Une intime conviction (Enquête judiciaire, drame, thriller)

D’Antoine Raimbault

Avec Marina Foïs, Olivier Gourmet, Laurent Lucas

D’après des faits réels

(Ndrl : Cette critique est suivie de l’interview d’Antoine Raimbault par Stéphanie Joye, aux Cinémas Studio de Tours à l’occasion de l’avant-première du film)

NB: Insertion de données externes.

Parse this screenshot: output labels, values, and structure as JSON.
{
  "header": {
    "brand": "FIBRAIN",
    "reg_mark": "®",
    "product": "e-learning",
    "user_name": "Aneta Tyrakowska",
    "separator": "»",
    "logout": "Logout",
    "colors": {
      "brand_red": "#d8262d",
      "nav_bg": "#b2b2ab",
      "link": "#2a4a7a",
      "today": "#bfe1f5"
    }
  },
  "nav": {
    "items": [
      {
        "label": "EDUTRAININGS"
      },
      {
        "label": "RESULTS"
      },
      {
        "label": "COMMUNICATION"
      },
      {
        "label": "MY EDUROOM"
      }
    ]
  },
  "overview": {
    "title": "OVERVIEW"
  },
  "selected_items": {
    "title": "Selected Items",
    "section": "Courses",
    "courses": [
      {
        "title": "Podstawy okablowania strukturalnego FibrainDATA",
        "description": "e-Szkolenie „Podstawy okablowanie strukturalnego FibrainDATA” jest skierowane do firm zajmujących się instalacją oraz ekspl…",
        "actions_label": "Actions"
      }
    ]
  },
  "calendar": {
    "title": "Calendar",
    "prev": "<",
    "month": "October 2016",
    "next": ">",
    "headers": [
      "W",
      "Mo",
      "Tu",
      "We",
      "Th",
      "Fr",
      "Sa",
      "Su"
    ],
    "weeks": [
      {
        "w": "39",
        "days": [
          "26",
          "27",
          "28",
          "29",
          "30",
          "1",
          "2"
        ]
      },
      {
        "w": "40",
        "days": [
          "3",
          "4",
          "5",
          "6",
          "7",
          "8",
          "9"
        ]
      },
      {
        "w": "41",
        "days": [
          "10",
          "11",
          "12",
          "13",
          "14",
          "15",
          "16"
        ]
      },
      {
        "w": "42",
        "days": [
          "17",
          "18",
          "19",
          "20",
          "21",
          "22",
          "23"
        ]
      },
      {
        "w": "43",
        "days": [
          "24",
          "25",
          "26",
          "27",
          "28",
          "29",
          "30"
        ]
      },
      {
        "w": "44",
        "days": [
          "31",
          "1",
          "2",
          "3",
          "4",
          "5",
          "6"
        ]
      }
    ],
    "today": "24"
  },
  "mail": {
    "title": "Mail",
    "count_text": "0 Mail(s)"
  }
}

Neuf ans après son inculpation, Jacques Viguier a été acquitté du présumé meurtre de sa femme disparue. Encore un an plus tard, en 2010, un second procès est en appel. Nora, chef cuisinière dans une brasserie, vit seule avec son fils adolescent. Du-sait-elle défaillir dans son emploi et dans son rôle de mère, elle se jette corps et âme dans une mission d’enquête qu’elle s’est attribuée avec ténacité. Car, intimement convaincue de l’innocence du suspect, elle ne se résout pas à ce que la justice puisse se tromper. Pour se faire, elle choisit pour Viguier un nouvel avocat à la défense, Eric Dupont-Moretti. Très réputé, l’homme, d’abord réticent et agacé par la résignation obsessionnelle de Nora, va se laisser convaincre pour mener à bien la traque de la vérité autour d’un dossier à priori exempt de preuves.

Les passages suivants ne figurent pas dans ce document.